Gump is written in Python and supports several build tools and version control systems. The Apache installation of Gump builds many ASF projects and their dependencies. It started in the Java part of the foundation but also builds projects like APR, HTTPd and log4net.


Summary

No development activity at all, no issues.


Issues

There are no Board level issues.


Community

The Gump project really consists of two parts, the code base for the project and the ASF installations[1] running this code base to build many ASF projects as well as some related projects.

The code base mostly does what its current users need so there isn't much development going on at all. No new committers have been added.

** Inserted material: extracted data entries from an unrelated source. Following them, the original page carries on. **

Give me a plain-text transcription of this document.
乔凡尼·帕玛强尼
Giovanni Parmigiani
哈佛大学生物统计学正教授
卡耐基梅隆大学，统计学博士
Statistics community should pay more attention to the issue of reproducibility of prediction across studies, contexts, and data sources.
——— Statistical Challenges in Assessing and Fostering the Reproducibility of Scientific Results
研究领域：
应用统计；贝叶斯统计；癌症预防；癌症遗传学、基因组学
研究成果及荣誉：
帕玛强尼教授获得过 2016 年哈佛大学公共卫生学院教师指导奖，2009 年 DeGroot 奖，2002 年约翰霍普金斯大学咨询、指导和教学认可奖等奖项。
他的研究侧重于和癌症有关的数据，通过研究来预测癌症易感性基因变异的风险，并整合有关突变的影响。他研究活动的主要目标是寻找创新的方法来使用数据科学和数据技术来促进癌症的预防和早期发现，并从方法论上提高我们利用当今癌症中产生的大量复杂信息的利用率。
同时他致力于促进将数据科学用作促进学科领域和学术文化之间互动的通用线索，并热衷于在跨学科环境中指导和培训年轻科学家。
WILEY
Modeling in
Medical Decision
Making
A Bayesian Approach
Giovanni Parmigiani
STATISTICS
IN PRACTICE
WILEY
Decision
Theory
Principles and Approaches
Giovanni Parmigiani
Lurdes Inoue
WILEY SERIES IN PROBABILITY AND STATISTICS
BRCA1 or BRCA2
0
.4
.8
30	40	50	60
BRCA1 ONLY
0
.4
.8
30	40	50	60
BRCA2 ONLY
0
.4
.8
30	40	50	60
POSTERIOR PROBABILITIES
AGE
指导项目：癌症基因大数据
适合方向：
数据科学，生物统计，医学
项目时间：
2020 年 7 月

All ASF committers have write access to the metadata that configure the ASF installations. There are a few people contributing across all projects and a few additional people maintaining the metadata of the projects they are interested in the most.

No changes to the PMC.

The past quarter several projects built by Gump have been moved to the Attic and now are no longer built by Gump, the only notable addition is the Tomcat 7 branch.


Development

None.


Releases

The ASF installations of Gump work on the latest code base almost all of the time. The project is in a state of a perpetual beta. There have been no releases.


Infrastructure

No new is good news.


Project Branding Requirements

We believe to meet all requirements by now.


Statistics

As of Sat, 17 Sep 2011 the ASF installations check out a bit more than 170 source trees (114 from the ASF repository) and try to build a bit less than 800 "projects". A complete Gump run takes about eight hours on vmgump. Timings for the FreeBSD jail and the MacOS X server are currently not available as either build is having issues.

Some builds have been removed since the projects moved to the Attic (Cactus, for example).